US-Gerichte? Laut Ben Emmerson, dem UN-Sonderberichterstatter für Menschenrechte, ist der US-Justizminister "rechtlich verpflichtet, Anklage gegen die Verantwortlichen zu erheben" (CIA-Folter: UN-Vertreter fordern Strafen). Aber damit ist wohl kaum zu rechnen, zumal sich Obama schon 2011 gegen eine strafrechtliche Verfolgung der Verantwortlichen ausgesprochen hatte (Rehabilitierung der Folter) und auch aktuell auf der "patriotischen Argumentationslinie" besteht (Stabile Wertegemeinschaft?).

Wie viel politische Traute hat der Internationale Strafgerichtshof in Den Haag?

Und die Gerichte außerhalb der USA? Das hängt in vielen Fällen vor allem vom politischen Mut ab. Denn mit strafrechtlich relevanten Aktionen riskieren übernationale Gerichte und Regierungen des Landes, in dem nationale Gerichte Verfahren einleiten, einen politischen Konflikt mit den USA - und dies in Fällen, wo man mehr oder weniger auch auf die Mitarbeit der US-Regierung angewiesen ist, weil konkrete Informationen, die im Senatsbericht "schwarz auf weiß" zu lesen sind, meist geschwärzt sind.

In der Washington Post legt Mark Kersten, ein Spezialist für Internationale Beziehungen, die Schwierigkeiten dar, die der Internationale Strafgerichtshof in Den Haag mit der strafrechtlichen Verfolgung zu vergegenwärtigen hat. Dem ICC würden durch den Bericht tatsächlich neue Möglichkeiten zur strafrechtlichen Verfolgung der in die Folterprozeduren Verwickelten eröffnet, so Kersten, aber die politische Frage sei, ob der Strafgerichtshof dazu schon bereit sei.

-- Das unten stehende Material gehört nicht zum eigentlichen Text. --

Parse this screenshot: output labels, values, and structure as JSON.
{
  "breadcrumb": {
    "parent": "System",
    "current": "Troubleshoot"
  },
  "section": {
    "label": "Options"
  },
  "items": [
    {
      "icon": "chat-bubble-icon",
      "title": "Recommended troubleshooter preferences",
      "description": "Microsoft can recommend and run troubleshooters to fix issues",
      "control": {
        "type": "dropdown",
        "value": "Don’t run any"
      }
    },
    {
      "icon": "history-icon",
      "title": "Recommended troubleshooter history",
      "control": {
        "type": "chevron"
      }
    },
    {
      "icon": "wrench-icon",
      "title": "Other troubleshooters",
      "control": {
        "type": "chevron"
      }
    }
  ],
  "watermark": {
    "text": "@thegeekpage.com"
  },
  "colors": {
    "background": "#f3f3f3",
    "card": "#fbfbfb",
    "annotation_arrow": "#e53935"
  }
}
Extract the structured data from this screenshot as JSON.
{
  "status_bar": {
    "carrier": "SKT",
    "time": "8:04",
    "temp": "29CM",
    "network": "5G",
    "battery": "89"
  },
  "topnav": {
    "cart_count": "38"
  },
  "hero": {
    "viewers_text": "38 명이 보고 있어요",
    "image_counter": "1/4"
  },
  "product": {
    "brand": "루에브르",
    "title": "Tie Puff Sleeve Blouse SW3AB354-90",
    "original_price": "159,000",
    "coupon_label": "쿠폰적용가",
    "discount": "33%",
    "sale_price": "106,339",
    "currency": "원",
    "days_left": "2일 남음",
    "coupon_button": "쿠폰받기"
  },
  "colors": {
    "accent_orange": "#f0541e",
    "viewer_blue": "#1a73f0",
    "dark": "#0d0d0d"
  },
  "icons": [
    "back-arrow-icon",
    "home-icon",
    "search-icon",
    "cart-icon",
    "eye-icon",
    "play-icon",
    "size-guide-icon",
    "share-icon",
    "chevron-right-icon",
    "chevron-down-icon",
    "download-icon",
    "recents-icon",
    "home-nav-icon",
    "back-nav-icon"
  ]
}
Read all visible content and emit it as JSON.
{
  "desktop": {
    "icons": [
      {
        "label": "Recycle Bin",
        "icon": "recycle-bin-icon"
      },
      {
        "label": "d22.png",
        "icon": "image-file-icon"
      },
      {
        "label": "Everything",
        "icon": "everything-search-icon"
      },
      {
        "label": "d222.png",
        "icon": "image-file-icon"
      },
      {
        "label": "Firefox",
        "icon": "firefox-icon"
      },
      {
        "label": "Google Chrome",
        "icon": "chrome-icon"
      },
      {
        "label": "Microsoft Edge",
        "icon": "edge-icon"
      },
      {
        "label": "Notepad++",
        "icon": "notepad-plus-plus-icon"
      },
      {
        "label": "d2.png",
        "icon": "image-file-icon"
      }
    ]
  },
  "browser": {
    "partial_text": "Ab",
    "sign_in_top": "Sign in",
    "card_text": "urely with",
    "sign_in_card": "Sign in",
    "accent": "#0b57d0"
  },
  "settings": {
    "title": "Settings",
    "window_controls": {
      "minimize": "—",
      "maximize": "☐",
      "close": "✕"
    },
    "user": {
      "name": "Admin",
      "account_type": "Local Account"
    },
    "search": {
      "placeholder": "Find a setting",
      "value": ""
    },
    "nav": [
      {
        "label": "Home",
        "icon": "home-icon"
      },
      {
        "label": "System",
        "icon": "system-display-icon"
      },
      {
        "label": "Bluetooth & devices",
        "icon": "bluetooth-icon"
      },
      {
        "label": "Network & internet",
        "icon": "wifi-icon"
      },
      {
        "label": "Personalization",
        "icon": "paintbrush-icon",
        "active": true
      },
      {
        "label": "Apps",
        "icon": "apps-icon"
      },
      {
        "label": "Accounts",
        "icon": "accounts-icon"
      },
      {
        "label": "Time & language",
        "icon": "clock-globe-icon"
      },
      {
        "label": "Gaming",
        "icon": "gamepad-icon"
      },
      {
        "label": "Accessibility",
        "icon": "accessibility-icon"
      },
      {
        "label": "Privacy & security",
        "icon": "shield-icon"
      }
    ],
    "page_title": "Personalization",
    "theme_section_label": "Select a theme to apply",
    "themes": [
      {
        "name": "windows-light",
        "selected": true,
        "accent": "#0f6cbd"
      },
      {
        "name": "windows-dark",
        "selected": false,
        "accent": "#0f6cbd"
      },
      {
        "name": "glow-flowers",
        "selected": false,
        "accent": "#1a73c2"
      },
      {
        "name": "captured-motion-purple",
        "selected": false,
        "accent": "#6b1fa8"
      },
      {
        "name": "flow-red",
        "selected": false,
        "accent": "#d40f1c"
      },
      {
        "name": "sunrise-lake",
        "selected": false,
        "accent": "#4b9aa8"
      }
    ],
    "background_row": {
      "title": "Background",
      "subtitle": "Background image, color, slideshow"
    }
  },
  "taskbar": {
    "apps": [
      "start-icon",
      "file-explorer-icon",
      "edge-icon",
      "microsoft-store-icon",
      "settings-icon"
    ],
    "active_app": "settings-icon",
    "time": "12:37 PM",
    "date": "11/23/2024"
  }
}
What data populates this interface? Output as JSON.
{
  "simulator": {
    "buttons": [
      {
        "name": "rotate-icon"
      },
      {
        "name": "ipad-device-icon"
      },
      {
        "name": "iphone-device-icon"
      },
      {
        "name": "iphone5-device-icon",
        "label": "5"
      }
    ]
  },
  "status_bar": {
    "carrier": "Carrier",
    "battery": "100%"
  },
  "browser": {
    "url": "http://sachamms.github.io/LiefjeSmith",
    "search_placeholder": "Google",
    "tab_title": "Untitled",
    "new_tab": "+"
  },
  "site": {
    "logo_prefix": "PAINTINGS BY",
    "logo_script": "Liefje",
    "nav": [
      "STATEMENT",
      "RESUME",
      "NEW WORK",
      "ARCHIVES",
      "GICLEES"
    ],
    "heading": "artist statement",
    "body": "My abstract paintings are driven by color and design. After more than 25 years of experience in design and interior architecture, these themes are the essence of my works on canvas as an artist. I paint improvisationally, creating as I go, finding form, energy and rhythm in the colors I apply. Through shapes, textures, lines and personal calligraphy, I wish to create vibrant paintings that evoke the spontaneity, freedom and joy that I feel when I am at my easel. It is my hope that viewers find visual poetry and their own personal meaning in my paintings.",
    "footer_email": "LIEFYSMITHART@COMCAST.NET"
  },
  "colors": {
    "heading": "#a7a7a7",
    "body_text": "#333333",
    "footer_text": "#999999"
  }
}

In Kürze argumentiert Kersten so: Da Anwälte des ICC erst Anfang Dezember einen Bericht über den Stand von "vorbereitenden Untersuchungen über mögliche strafrechtliche Ermittlungen" in Afghanistan veröffentlicht haben, wo es um Fälle geht, die amerikanische Verhörmethoden einschließen, sei darin auch ein Signal für eine Bereitschaft zu erkennen, gegen die USA zu ermitteln.

(Einfügung: Da die USA dem ICC nicht begetreten sind, kann er imgrunde nicht gegen die USA ermitteln - dieser Grundsatz wird aber von Juristen seit Veröffentlichung des Senatsberichts und der Ermittlungen in Afghanistan angezweifelt - siehe The Torture Report and the possibility of International Criminal Court charges.)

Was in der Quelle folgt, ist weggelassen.